Ist die Bundesregierung angesichts ihrer Antwort zu Frage 30 auf Bundestagsdrucksache 17/3328 tatsächlich der Auffassung, dass es zur vorbehaltlosen Umsetzung der UN-Kinderrechtskonvention genügt, auf Verfassungsnormen, Erklärungen und in der Praxis weitgehend wirkungslose Pläne einer anderen Regierung zu verweisen, wenn durch nachvollziehbare und glaubhafte empirische Untersuchungen, etwa von UNICEF (vgl.
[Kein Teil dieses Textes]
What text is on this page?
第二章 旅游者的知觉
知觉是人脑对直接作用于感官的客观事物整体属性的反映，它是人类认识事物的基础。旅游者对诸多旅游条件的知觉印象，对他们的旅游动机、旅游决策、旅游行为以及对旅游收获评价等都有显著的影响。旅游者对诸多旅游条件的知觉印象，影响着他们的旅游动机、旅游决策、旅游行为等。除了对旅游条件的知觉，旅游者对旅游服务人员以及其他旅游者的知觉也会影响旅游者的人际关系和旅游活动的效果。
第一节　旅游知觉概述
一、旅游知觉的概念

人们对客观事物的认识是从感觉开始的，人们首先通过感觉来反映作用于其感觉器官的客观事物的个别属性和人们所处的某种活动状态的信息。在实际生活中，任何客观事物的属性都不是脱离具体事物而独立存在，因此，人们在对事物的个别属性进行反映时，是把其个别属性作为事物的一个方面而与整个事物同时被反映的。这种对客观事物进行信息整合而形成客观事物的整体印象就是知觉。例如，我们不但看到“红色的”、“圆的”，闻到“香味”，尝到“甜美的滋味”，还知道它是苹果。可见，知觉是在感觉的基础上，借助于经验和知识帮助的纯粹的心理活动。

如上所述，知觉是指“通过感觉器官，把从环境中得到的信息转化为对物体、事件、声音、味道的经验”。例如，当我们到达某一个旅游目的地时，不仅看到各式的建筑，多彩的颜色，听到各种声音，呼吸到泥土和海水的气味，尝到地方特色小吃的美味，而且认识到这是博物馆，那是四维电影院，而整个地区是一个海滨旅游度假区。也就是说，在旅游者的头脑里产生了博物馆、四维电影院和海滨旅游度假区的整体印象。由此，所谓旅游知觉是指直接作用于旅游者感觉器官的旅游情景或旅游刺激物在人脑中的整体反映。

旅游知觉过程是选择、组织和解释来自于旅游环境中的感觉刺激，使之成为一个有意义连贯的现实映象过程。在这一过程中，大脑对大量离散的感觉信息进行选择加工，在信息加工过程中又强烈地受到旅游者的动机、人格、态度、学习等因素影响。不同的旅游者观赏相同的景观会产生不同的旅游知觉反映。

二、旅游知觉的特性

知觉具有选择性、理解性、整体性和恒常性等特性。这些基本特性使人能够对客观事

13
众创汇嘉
Ausschussdrucksache 17(4)70 D), belegt ist, dass Abschiebungen von Roma-Kindern, die hier geboren und/oder aufgewachsen sind und Deutschland als ihre „Heimat“ empfinden, dazu führen, dass sie im Kosovo zu 74 Prozent

nicht einmal mehr zur Schule gehen können und in extremer Armut und Hoffnungslosigkeit enden (bitte ausführen)?

21

Welche Erkenntnisse oder Einschätzungen hat die Bundesregierung dazu, inwieweit insbesondere Roma aus dem Kosovo von der jüngst beschlossenen Bleiberechtsregelung für integrierte Jugendliche (§ 25a des Aufenthaltsgesetzes) betroffen sein werden (bitte differenzieren nach den Chancen der direkt anspruchsberechtigten Kinder bzw. ihrer Eltern und Geschwister)?

a) Welche Bundesländer haben nach Informationen der Bundesregierung welche „Vorgriffs“-Regelungen infolge des IMK-Beschlusses vom 19. November 2010 getroffen?
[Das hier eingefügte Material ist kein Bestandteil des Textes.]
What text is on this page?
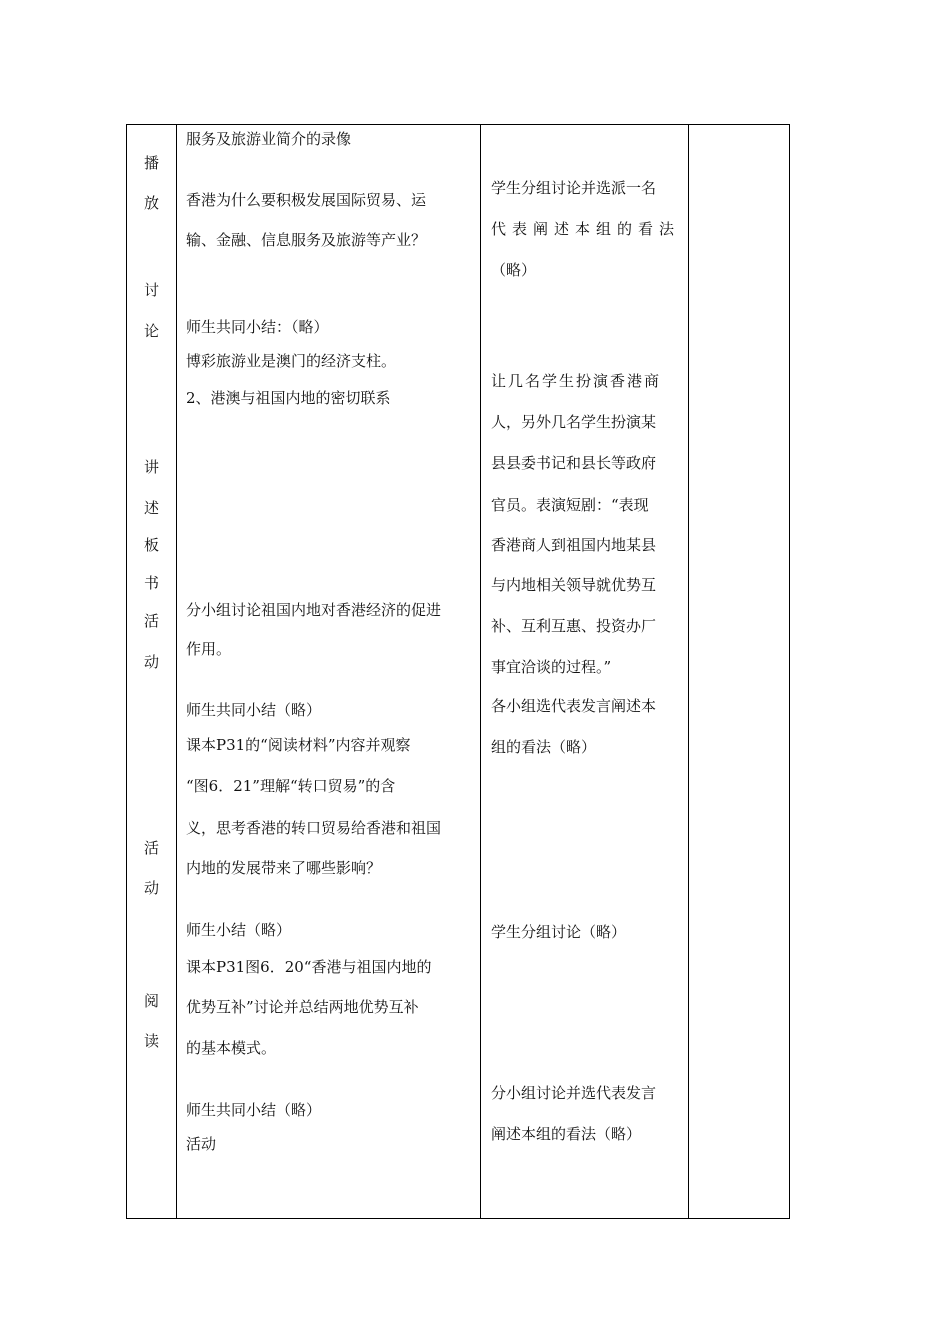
播
放
讨
论
讲
述
板
书
活
动
活
动
阅
读
服务及旅游业简介的录像
香港为什么要积极发展国际贸易、运
输、金融、信息服务及旅游等产业？
师生共同小结：（略）
博彩旅游业是澳门的经济支柱。
2、港澳与祖国内地的密切联系
分小组讨论祖国内地对香港经济的促进
作用。
师生共同小结（略）
课本P31的“阅读材料”内容并观察
“图6．21”理解“转口贸易”的含
义，思考香港的转口贸易给香港和祖国
内地的发展带来了哪些影响？
师生小结（略）
课本P31图6．20“香港与祖国内地的
优势互补”讨论并总结两地优势互补
的基本模式。
师生共同小结（略）
活动
学生分组讨论并选派一名
代表阐述本组的看法
（略）
让几名学生扮演香港商
人，另外几名学生扮演某
县县委书记和县长等政府
官员。表演短剧：“表现
香港商人到祖国内地某县
与内地相关领导就优势互
补、互利互惠、投资办厂
事宜洽谈的过程。”
各小组选代表发言阐述本
组的看法（略）
学生分组讨论（略）
分小组讨论并选代表发言
阐述本组的看法（略）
b) Wird die Bundesregierung andere Bundesländer bei Initiativen für ein Bleiberecht von Roma aus dem Kosovo im Rahmen der IMK unterstützen (wenn nein, warum nicht), und welche Initiativen welcher Länder sind ihr hierzu bekannt?

c) Wird die Bundesregierung vor dem Hintergrund der Rede von Zoni Weisz im Deutschen Bundestag und seiner Mahnung einer besonderen Verantwortung für die Roma oder auch in Kenntnis des Todes der nach einer Abschiebung verstorbenen 47-jährigen Romni Borka T. gegebenenfalls selbst initiativ werden oder ihre bisher ablehnende Position zu einem Bleiberecht für die überschaubare Gruppe der zumeist bereits seit vielen Jahren in Deutschland lebenden Roma aus dem Kosovo überdenken (bitte begründen)?